What a successful exploit of a Linux server looks like

Like most mainstream operating systems these days, fully patched installations of Linux provide a level of security that requires a fair amount of malicious hacking to overcome. Those assurances can be completely undone by a single unpatched application, as Andre' DiMino has demonstrated when he documented an Ubuntu machine in his lab being converted into a Bitcoin-mining, denial-of-service-spewing, vulnerability-exploiting hostage under the control of attackers.

A security researcher with George Washington University, DiMino noticed several IP addresses attempting to hijack the Linux server by exploiting a now-patched PHP flaw that gave attackers the ability to remotely execute commands on vulnerable machines. DiMino was curious to know what the people behind the attacks intended to do with his machine, so he set up a "honeypot" box that, for research purposes, ran an older version of the Web development language.

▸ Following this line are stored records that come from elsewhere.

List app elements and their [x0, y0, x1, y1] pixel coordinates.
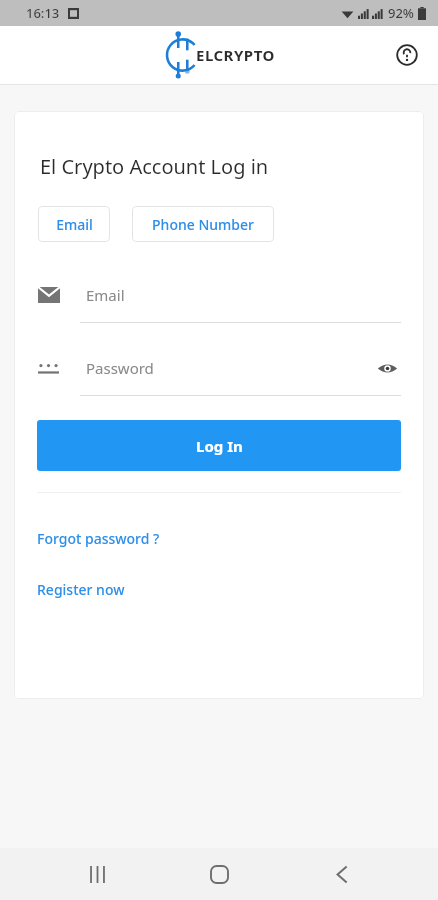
- button[interactable]: Email: [38, 206, 110, 242]
- staticText: ELCRYPTO: [196, 45, 275, 65]
- button[interactable]: Show password: [373, 354, 401, 382]
- staticText: El Crypto Account Log in: [40, 153, 269, 180]
- staticText: Email: [56, 215, 93, 234]
- staticText: 92%: [388, 4, 414, 22]
- button[interactable]: Forgot password ?: [37, 529, 160, 548]
- button[interactable]: Back: [316, 848, 368, 900]
- staticText: Register now: [37, 580, 125, 599]
- staticText: Email: [86, 285, 125, 305]
- staticText: Phone Number: [152, 215, 254, 234]
- button[interactable]: Help: [390, 38, 424, 72]
- button[interactable]: Log In: [37, 420, 401, 471]
- button[interactable]: Phone Number: [132, 206, 274, 242]
- staticText: Password: [86, 358, 154, 378]
- button[interactable]: Register now: [37, 580, 125, 599]
- staticText: Log In: [196, 436, 243, 456]
- button[interactable]: Home: [193, 848, 245, 900]
- staticText: Forgot password ?: [37, 529, 160, 548]
- staticText: 16:13: [26, 4, 60, 22]
- button[interactable]: Recent apps: [71, 848, 123, 900]
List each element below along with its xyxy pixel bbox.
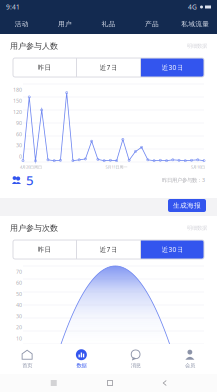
staticText: 40 [16, 302, 22, 309]
staticText: 120 [13, 108, 22, 115]
button[interactable]: 礼品 [87, 14, 130, 34]
button[interactable]: Home [108, 380, 112, 386]
staticText: 近7日 [100, 63, 118, 72]
staticText: 昨日用户参与数：3 [162, 176, 205, 184]
staticText: 5月11日周一 [106, 164, 128, 170]
staticText: 明细数据 [187, 225, 207, 231]
staticText: 60 [16, 279, 22, 286]
button[interactable]: 活动 [0, 14, 43, 34]
staticText: 70 [16, 268, 22, 275]
staticText: 生成海报 [173, 201, 201, 210]
staticText: 近30日 [162, 245, 184, 254]
button[interactable]: 明细数据 [187, 43, 207, 49]
staticText: 产品 [145, 20, 159, 28]
staticText: 昨日 [38, 245, 52, 254]
button[interactable]: 昨日 [13, 58, 76, 77]
button[interactable]: 会员 [163, 349, 217, 369]
staticText: 20 [16, 324, 22, 331]
staticText: 5月10日 [191, 164, 205, 170]
staticText: 用户 [58, 20, 72, 28]
staticText: 9:41 [6, 3, 20, 12]
staticText: 活动 [15, 20, 29, 28]
button[interactable]: 昨日 [13, 240, 76, 259]
staticText: 4G [188, 3, 197, 12]
staticText: 近30日 [162, 63, 184, 72]
button[interactable]: 近30日 [141, 240, 204, 259]
button[interactable]: 明细数据 [187, 225, 207, 231]
staticText: 明细数据 [187, 43, 207, 49]
staticText: 昨日 [38, 63, 52, 72]
button[interactable]: 生成海报 [168, 199, 206, 212]
button[interactable]: Back [163, 380, 166, 386]
button[interactable]: 私域流量 [174, 14, 217, 34]
staticText: 0 [19, 153, 22, 160]
staticText: 用户参与人数 [10, 41, 58, 51]
button[interactable]: 用户 [43, 14, 87, 34]
staticText: 10 [16, 335, 22, 342]
button[interactable]: 产品 [130, 14, 174, 34]
button[interactable]: 近7日 [77, 240, 140, 259]
button[interactable]: 首页 [0, 349, 54, 369]
button[interactable]: 消息 [108, 349, 163, 369]
button[interactable]: 近7日 [77, 58, 140, 77]
staticText: 30 [16, 313, 22, 320]
staticText: 150 [13, 97, 22, 104]
staticText: 近7日 [100, 245, 118, 254]
button[interactable]: 数据 [54, 349, 108, 369]
staticText: 用户参与次数 [10, 223, 58, 233]
staticText: 礼品 [102, 20, 116, 28]
staticText: 私域流量 [181, 20, 209, 28]
staticText: 30 [16, 142, 22, 149]
staticText: 数据 [76, 362, 86, 369]
staticText: 50 [16, 290, 22, 297]
staticText: 会员 [185, 362, 195, 369]
staticText: 5 [26, 171, 34, 189]
staticText: 消息 [131, 362, 141, 369]
staticText: 180 [13, 86, 22, 93]
button[interactable]: Recent apps [51, 380, 57, 386]
staticText: 首页 [22, 362, 32, 369]
staticText: 4月20日周日 [20, 164, 42, 170]
staticText: 60 [16, 131, 22, 138]
button[interactable]: 近30日 [141, 58, 204, 77]
staticText: 90 [16, 120, 22, 127]
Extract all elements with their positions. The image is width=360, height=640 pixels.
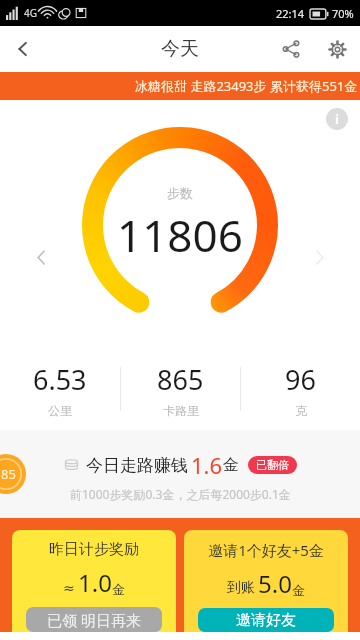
staticText: 4G [24, 6, 37, 20]
button[interactable]: 邀请好友 [198, 608, 334, 632]
staticText: 6.53 [33, 361, 87, 398]
staticText: ≈ [63, 580, 75, 596]
button[interactable]: 昨日计步奖励 [12, 530, 176, 632]
button[interactable]: 6.53 [0, 356, 120, 422]
staticText: 已领 明日再来 [47, 610, 141, 630]
button[interactable]: Next day [306, 244, 332, 270]
staticText: 金 [112, 581, 125, 597]
button[interactable]: 已翻倍 [256, 458, 289, 472]
staticText: 已翻倍 [256, 458, 289, 472]
staticText: 22:14 [276, 6, 305, 21]
button[interactable]: Settings [314, 26, 360, 72]
staticText: 5.0 [258, 567, 292, 600]
staticText: 昨日计步奖励 [49, 540, 139, 559]
staticText: 金 [292, 582, 305, 598]
staticText: 步数 [167, 185, 193, 201]
staticText: 克 [295, 403, 307, 418]
staticText: 96 [285, 361, 316, 398]
staticText: 卡路里 [163, 403, 199, 418]
button[interactable]: 96 [241, 356, 360, 422]
staticText: 公里 [48, 403, 72, 418]
staticText: 85 [1, 465, 16, 483]
staticText: 11806 [117, 205, 243, 265]
button[interactable]: 步数 [80, 125, 280, 325]
button[interactable]: 冰糖很甜 走路23493步 累计获得551金 [0, 72, 360, 100]
staticText: 70% [332, 6, 354, 21]
staticText: 金 [223, 455, 239, 475]
staticText: 1.0 [78, 566, 112, 599]
staticText: 865 [157, 361, 204, 398]
button[interactable]: 865 [121, 356, 240, 422]
staticText: 前1000步奖励0.3金，之后每2000步0.1金 [70, 486, 291, 502]
staticText: i [335, 110, 339, 128]
staticText: 冰糖很甜 走路23493步 累计获得551金 [135, 77, 358, 95]
staticText: 今天 [161, 37, 199, 61]
button[interactable]: Info [326, 108, 348, 130]
button[interactable]: 已领 明日再来 [26, 607, 162, 632]
staticText: 今日走路赚钱 [86, 455, 188, 476]
button[interactable]: Back [0, 26, 46, 72]
button[interactable]: 邀请1个好友+5金 [184, 530, 348, 632]
staticText: 邀请1个好友+5金 [208, 540, 324, 560]
button[interactable]: Previous day [28, 244, 54, 270]
staticText: 1.6 [191, 450, 223, 480]
staticText: 到账 [227, 579, 255, 597]
staticText: 邀请好友 [236, 611, 296, 630]
button[interactable]: 85 [0, 430, 360, 518]
button[interactable]: Share [268, 26, 314, 72]
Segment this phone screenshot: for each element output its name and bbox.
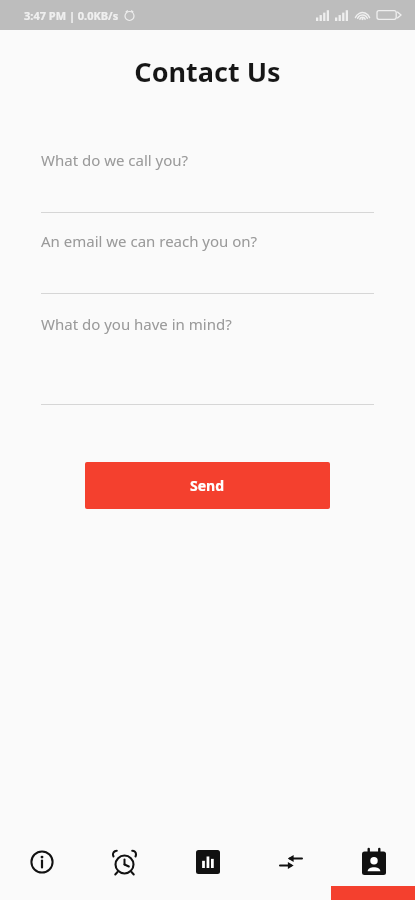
staticText: An email we can reach you on? xyxy=(41,231,258,251)
button[interactable]: What do we call you? xyxy=(41,150,374,213)
staticText: What do we call you? xyxy=(41,150,189,170)
staticText: Send xyxy=(190,476,225,495)
button[interactable]: Transfer xyxy=(249,840,332,884)
button[interactable]: What do you have in mind? xyxy=(41,314,374,405)
button[interactable]: Contact xyxy=(332,840,415,884)
staticText: 3:47 PM | 0.0KB/s xyxy=(24,8,119,23)
button[interactable]: An email we can reach you on? xyxy=(41,231,374,294)
button[interactable]: Alarms xyxy=(83,840,166,884)
button[interactable]: Send xyxy=(85,462,330,509)
button[interactable]: Statistics xyxy=(166,840,249,884)
button[interactable]: Info xyxy=(0,840,83,884)
staticText: Contact Us xyxy=(134,53,281,90)
staticText: What do you have in mind? xyxy=(41,314,232,334)
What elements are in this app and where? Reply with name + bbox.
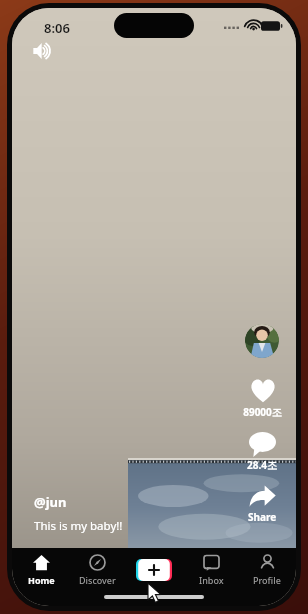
- staticText: 8:06: [44, 19, 70, 37]
- staticText: 89000조: [243, 405, 282, 419]
- button[interactable]: Profile photo: [245, 324, 279, 358]
- button[interactable]: Share: [248, 485, 277, 524]
- staticText: Home: [28, 574, 55, 586]
- button[interactable]: Inbox: [184, 548, 238, 592]
- staticText: Discover: [79, 574, 116, 586]
- button[interactable]: Profile: [240, 548, 294, 592]
- button[interactable]: Home: [14, 548, 68, 592]
- button[interactable]: Like: [243, 378, 282, 419]
- staticText: This is my baby!!: [34, 518, 123, 534]
- button[interactable]: Comments: [247, 432, 277, 472]
- button[interactable]: Create: [126, 548, 182, 592]
- button[interactable]: @jun: [34, 493, 67, 511]
- button[interactable]: Discover: [70, 548, 124, 592]
- staticText: Profile: [253, 574, 281, 586]
- staticText: 28.4조: [247, 458, 277, 472]
- button[interactable]: Mute: [26, 34, 60, 68]
- staticText: Inbox: [199, 574, 224, 586]
- staticText: Share: [248, 510, 277, 524]
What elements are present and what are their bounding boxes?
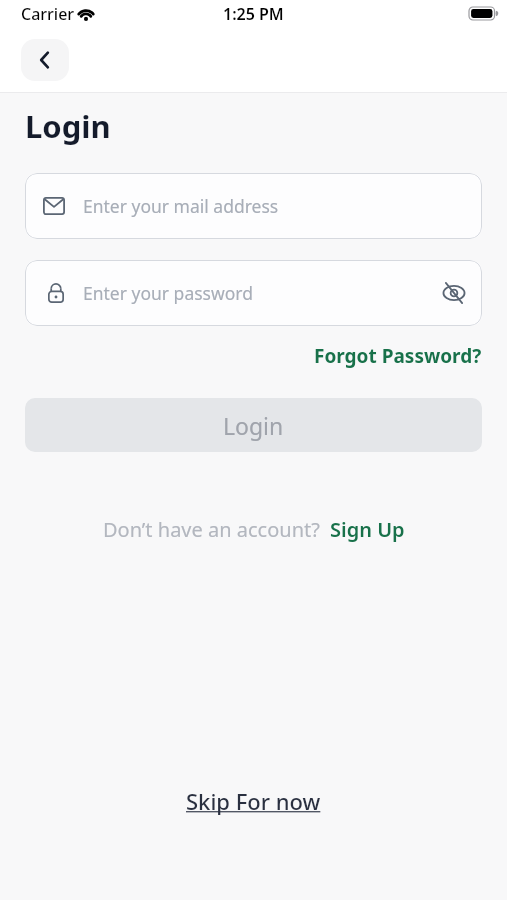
staticText: Don’t have an account?: [103, 516, 320, 543]
staticText: Sign Up: [330, 516, 405, 543]
staticText: Forgot Password?: [314, 343, 482, 369]
button[interactable]: Login: [25, 398, 482, 452]
staticText: Enter your mail address: [83, 194, 279, 218]
staticText: 1:25 PM: [223, 3, 284, 25]
button[interactable]: Sign Up: [330, 516, 405, 543]
staticText: Login: [223, 410, 284, 441]
button[interactable]: [21, 39, 69, 81]
button[interactable]: Forgot Password?: [314, 343, 482, 369]
button[interactable]: [442, 281, 466, 305]
button[interactable]: Enter your password: [25, 260, 482, 326]
staticText: Carrier: [21, 3, 75, 25]
staticText: Login: [25, 105, 111, 147]
staticText: Enter your password: [83, 281, 253, 305]
button[interactable]: Enter your mail address: [25, 173, 482, 239]
button[interactable]: Skip For now: [186, 786, 321, 816]
staticText: Skip For now: [186, 786, 321, 816]
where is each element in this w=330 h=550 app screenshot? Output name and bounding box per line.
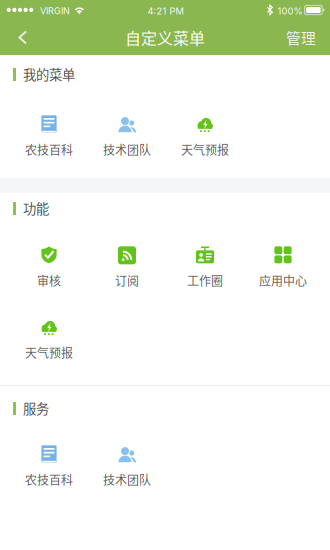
staticText: 应用中心	[259, 272, 307, 289]
staticText: 农技百科	[25, 141, 73, 158]
staticText: 订阅	[115, 272, 139, 289]
staticText: 服务	[23, 398, 49, 418]
staticText: 审核	[37, 272, 61, 289]
staticText: 功能	[23, 198, 49, 218]
staticText: 天气预报	[25, 344, 73, 361]
button[interactable]: 天气预报	[166, 114, 244, 158]
button[interactable]: Back	[0, 20, 40, 55]
staticText: 4:21 PM	[148, 6, 184, 17]
button[interactable]: 农技百科	[10, 444, 88, 488]
staticText: 农技百科	[25, 471, 73, 488]
staticText: 天气预报	[181, 141, 229, 158]
staticText: 100%	[278, 6, 302, 17]
button[interactable]: 审核	[10, 245, 88, 289]
staticText: VIRGIN	[40, 6, 70, 16]
button[interactable]: 应用中心	[244, 245, 322, 289]
button[interactable]: 技术团队	[88, 444, 166, 488]
button[interactable]: 天气预报	[10, 317, 88, 361]
button[interactable]: 订阅	[88, 245, 166, 289]
button[interactable]: 技术团队	[88, 114, 166, 158]
staticText: 技术团队	[103, 471, 151, 488]
staticText: 管理	[286, 27, 316, 48]
button[interactable]: 工作圈	[166, 245, 244, 289]
staticText: 技术团队	[103, 141, 151, 158]
staticText: 自定义菜单	[125, 26, 205, 49]
button[interactable]: 农技百科	[10, 114, 88, 158]
staticText: 工作圈	[187, 272, 223, 289]
staticText: 我的菜单	[23, 64, 75, 84]
button[interactable]: 管理	[274, 17, 330, 58]
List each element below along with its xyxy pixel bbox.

The attackers' HTTP POST request contained a variety of commands that in short order downloaded a Perl script that was disguised as a PDF document file, executed it, and then deleted it. To ensure success, the attackers repeated the steps using curl, fetch, lwp-get requests. The Perl script was programmed to sleep for periods of time, presumably to prevent administrators from noticing anything amiss. Eventually, the compromised machine connected to an Internet relay chat channel, where it downloaded another script and executed it. Then he ran forensic software and snapped lots of screen shots so everyone could follow along.